Nadia Chahed
11 Septembre 2020•Mise à jour: 11 Septembre 2020
AA/Bangui/Sylvestre Krock
A une quinzaine de jours de la convocation du corps électoral centrafricain par le président de la République Faustin Touadéra, le 27 septembre prochain, le recensement électoral ne s’est toujours pas achevé, fait qui laisse prévoir un glissement du calendrier électoral selon des observateurs de la scène politique centrafricaine.
Selon la présidente de l’Autorité nationale des élections (ANE), Marie Madeleine Kouet, cette opération n’a pu être conduite à terme dans trois préfectures sur seize ainsi que pour les électeurs de l’étranger.
Les missions d’enrôlement à l’étranger étant prévues pour le mois d’octobre prochain.
Ces déclarations ont été faites par la présidente de l’ANE au cours d’une récente rencontre avec la Cour constitutionnelle consacrée à cet effet.
Le juge constitutionnel a relevé, à cette occasion, l’illégitimité de toute opération d’enrôlement au-delà de la date de convocation du corps électoral.
Le rapport de la rencontre ANE-Cour constitutionnelle recommande, à cet effet, à l’Autorité électorale de déposer officiellement un rapport sur la situation auprès du ministère de l’Administration du territoire, afin d’enclencher la procédure de glissement du calendrier électoral.
Jeudi 10 septembre 2020, le président Touadéra a accordé une audience à la Coalition de l’opposition démocratique COD-2020.

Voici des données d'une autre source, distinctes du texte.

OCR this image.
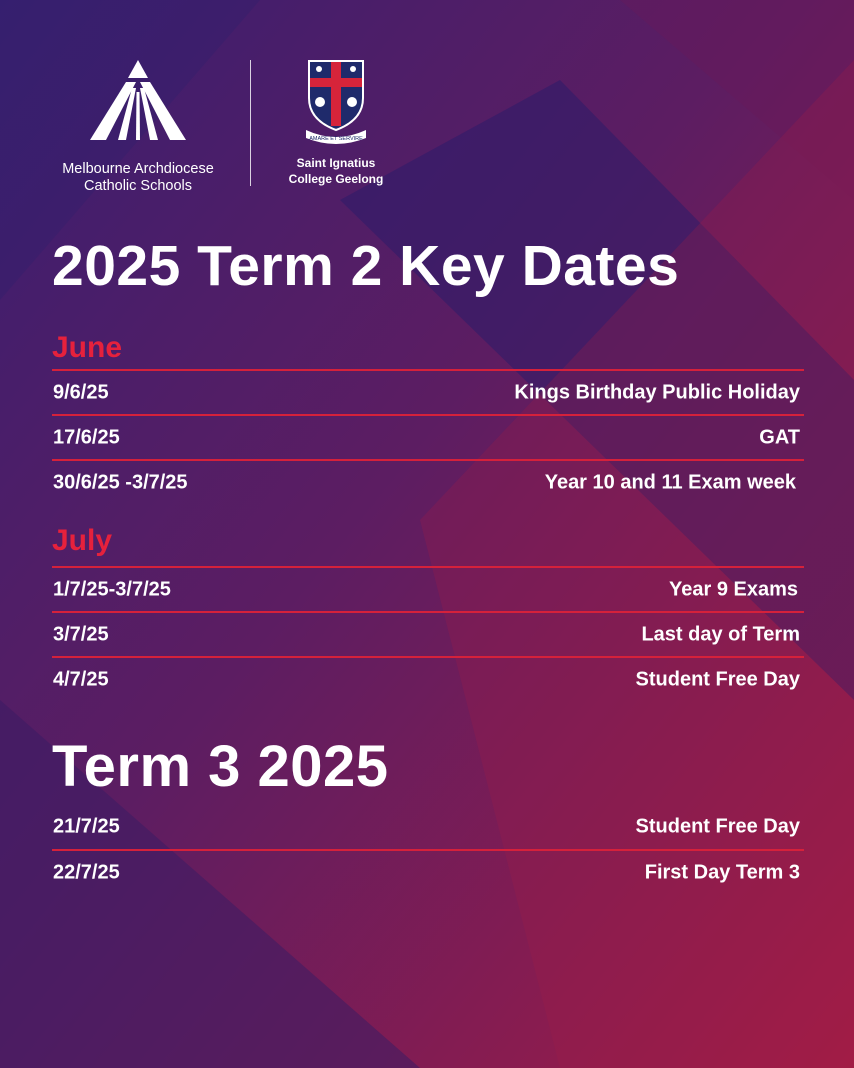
Melbourne Archdiocese
Catholic Schools
AMARE ET SERVIRE
Saint Ignatius
College Geelong
2025 Term 2 Key Dates
June
9/6/25	Kings Birthday Public Holiday
17/6/25	GAT
30/6/25 -3/7/25	Year 10 and 11 Exam week
July
1/7/25-3/7/25	Year 9 Exams
3/7/25	Last day of Term
4/7/25	Student Free Day
Term 3 2025
21/7/25	Student Free Day
22/7/25	First Day Term 3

Selon les déclarations de Me. Nicolas Tiangaye, porte-parole de cette coalition, le président Touadéra s’est réservé le droit de ne se prononcer sur le mémorandum de l’opposition que sur la base du rapport de l’ANE.
Dans son mémorandum, l’opposition a demandé la convocation d’une concertation des forces vives de la nation au sujet des élections présidentielle et législatives prévues le 27 décembre prochain.
Dans la même journée, Touadéra a accordé une autre audience à trois anciens chefs d’Etat, à savoir Bozizé, Djotodia et Nguendet, mais rien n’a filtré sur cette audience.
Dans les prochains jours, le rapport de l’ANE sera déterminant et décisif pour la suite du processus électoral. Les grandes inconnues étant l’acceptation ou non par Touadéra de la convocation de la concertation des forces vives de la nation, ainsi que le format et du contenu de ces assises si jamais elles sont organisées.